After all, Mitchell Queen should be happy that it doesn't open 'When I first met Mitch Queen, I knew with absolute clarity that he was a son-of-a-bitch and a bully, and I knew that he'd driven every person who was ever close to him away—some of them with his bad attitude, and for those who stayed, by telling them he didn't want them around.'

But he wouldn't be happy with that. Nobody would. Even Josh would probably be unsatisfied reading it out. It lacked a certain sense of gravity when he just laid it all out like that.

No, he needed to get his job back. Queen wasn't worth it. He'd be outed by some tabloid sooner or later. They'd get themselves a picture of Anna Witt, who would be Anna Queen by then no doubt, with a big god damn wallop on her eye.

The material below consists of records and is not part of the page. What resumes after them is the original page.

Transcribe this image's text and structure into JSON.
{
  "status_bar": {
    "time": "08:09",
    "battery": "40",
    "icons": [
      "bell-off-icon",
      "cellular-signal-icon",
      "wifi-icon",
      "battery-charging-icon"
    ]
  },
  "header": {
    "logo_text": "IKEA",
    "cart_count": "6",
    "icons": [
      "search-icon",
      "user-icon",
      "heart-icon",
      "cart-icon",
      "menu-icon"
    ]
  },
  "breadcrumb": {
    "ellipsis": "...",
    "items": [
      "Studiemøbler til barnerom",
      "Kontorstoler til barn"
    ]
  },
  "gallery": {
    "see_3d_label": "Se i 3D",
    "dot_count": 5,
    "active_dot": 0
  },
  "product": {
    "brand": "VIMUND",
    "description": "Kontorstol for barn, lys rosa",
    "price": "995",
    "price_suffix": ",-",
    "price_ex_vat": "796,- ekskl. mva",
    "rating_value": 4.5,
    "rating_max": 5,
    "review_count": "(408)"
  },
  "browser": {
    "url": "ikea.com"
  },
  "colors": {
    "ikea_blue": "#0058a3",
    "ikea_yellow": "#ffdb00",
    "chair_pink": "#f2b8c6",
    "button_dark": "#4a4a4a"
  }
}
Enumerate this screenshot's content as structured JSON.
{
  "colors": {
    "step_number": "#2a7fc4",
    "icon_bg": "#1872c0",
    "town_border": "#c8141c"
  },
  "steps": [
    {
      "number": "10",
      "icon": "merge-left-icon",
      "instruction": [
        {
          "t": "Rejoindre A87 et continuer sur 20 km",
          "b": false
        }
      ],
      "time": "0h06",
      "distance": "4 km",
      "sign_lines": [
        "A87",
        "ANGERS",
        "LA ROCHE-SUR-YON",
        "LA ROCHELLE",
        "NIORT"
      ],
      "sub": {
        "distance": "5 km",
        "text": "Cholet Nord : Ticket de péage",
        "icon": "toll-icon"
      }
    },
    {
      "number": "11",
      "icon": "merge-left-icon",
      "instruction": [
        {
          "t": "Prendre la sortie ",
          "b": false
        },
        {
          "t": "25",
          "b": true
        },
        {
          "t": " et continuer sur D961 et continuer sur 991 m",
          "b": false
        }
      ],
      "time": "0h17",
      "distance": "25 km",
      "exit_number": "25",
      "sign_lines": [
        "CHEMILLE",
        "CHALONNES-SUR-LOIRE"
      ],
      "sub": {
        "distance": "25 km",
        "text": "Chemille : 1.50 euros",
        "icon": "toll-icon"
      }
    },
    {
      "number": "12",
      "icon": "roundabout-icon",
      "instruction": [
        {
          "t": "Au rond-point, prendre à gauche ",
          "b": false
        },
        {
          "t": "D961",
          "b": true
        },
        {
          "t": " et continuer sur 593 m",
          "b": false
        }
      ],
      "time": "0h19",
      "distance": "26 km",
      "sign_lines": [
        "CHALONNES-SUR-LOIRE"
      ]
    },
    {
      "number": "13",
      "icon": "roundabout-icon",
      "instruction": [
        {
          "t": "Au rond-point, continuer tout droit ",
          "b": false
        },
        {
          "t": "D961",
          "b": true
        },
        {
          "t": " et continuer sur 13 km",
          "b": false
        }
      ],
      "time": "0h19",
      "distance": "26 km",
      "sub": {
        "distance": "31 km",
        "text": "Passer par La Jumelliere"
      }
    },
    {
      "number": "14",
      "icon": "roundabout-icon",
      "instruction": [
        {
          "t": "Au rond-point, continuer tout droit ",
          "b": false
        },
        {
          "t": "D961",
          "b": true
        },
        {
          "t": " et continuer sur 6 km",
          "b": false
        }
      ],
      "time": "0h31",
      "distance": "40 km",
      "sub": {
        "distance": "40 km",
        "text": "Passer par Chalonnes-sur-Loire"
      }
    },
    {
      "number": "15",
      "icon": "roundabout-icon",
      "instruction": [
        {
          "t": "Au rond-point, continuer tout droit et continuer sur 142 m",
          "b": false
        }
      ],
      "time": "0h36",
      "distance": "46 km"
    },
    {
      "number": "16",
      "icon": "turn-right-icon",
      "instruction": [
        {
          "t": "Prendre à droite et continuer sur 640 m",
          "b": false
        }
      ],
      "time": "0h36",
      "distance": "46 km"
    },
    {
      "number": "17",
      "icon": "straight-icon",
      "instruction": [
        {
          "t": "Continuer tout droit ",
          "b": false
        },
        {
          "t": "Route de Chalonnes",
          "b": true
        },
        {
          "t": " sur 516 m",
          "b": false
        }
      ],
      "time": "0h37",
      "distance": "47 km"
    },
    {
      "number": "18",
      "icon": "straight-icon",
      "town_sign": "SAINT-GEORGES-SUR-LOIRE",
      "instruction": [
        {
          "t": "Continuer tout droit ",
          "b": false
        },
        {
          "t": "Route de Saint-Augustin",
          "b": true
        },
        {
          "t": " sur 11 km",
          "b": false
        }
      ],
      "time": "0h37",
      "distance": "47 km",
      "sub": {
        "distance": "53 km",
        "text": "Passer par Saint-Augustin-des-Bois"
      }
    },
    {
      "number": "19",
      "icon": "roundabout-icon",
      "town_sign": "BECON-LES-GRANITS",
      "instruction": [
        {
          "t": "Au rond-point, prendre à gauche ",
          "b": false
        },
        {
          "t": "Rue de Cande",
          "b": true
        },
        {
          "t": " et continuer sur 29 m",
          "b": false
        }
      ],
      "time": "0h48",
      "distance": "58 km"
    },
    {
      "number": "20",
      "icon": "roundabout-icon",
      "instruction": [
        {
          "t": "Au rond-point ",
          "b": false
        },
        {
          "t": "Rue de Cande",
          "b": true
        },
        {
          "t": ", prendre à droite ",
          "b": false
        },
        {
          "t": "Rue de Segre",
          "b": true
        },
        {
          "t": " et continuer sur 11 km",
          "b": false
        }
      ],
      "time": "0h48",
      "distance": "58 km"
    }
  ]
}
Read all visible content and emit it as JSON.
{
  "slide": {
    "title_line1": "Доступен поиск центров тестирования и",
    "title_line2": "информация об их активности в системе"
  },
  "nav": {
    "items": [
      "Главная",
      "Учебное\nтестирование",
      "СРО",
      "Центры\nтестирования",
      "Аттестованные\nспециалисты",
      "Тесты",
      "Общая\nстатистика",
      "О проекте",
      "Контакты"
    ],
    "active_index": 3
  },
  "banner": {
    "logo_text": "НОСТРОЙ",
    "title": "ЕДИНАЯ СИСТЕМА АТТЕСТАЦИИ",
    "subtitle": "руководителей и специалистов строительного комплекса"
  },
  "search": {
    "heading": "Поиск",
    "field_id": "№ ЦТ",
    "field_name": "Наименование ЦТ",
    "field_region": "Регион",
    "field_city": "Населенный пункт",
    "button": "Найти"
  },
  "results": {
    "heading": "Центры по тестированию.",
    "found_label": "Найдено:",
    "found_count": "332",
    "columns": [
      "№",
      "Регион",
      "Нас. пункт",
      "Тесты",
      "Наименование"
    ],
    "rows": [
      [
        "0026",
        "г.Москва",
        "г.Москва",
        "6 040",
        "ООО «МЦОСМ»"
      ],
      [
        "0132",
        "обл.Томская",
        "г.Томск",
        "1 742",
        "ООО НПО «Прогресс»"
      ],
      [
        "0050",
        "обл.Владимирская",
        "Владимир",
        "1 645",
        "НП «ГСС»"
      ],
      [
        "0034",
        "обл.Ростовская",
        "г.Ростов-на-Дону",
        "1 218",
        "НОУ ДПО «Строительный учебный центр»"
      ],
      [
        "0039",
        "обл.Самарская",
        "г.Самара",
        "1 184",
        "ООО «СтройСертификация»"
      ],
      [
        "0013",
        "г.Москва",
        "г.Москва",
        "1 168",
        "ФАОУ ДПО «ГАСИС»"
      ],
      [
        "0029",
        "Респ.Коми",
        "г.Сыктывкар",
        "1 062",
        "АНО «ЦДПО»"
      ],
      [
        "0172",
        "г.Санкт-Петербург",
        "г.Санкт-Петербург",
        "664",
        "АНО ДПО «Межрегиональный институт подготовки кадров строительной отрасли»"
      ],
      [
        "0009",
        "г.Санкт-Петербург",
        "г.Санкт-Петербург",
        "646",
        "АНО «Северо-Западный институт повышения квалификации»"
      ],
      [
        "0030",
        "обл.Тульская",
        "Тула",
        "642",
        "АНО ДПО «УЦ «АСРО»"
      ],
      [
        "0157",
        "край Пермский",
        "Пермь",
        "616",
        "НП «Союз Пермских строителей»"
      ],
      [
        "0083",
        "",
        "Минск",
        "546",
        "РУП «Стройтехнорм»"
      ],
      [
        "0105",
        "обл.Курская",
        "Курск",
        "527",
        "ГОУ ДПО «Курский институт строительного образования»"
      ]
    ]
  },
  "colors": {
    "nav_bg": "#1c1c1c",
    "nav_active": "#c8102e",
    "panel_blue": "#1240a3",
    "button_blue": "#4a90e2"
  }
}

Then they'd post it around, it would be the talk of the town for a couple of days, and it would die down. Well, if she went back to him, she knew what she was getting herself into.

She knew what was going to happen. None of this would be a surprise to her when it finally did happen. Josh Meadows had a promising career ahead of himself, if he managed to keep his nose clean and keep himself under control.

As long as he left Mitch Queen and his fiancée alone, there wouldn't be any trouble.

His throat felt tight, but that wasn't because of Anna. It wasn't because of her that his stomach churned, that his heart felt like it was racing.

His throat just felt strange because he was… because…

Josh Meadows, who might still be a Detective after he makes this televised apology, takes another drink. It doesn't matter why he's panicked, it doesn't matter why he's upset.

What matters is that he looks at these case files, and he writes his apology, and he forgets about anything that resembles a pretty, sad-eyed girl with a missing daughter.

That was a different life and a different time, and he's past it now. As long as he remembers that, he'll be just fine.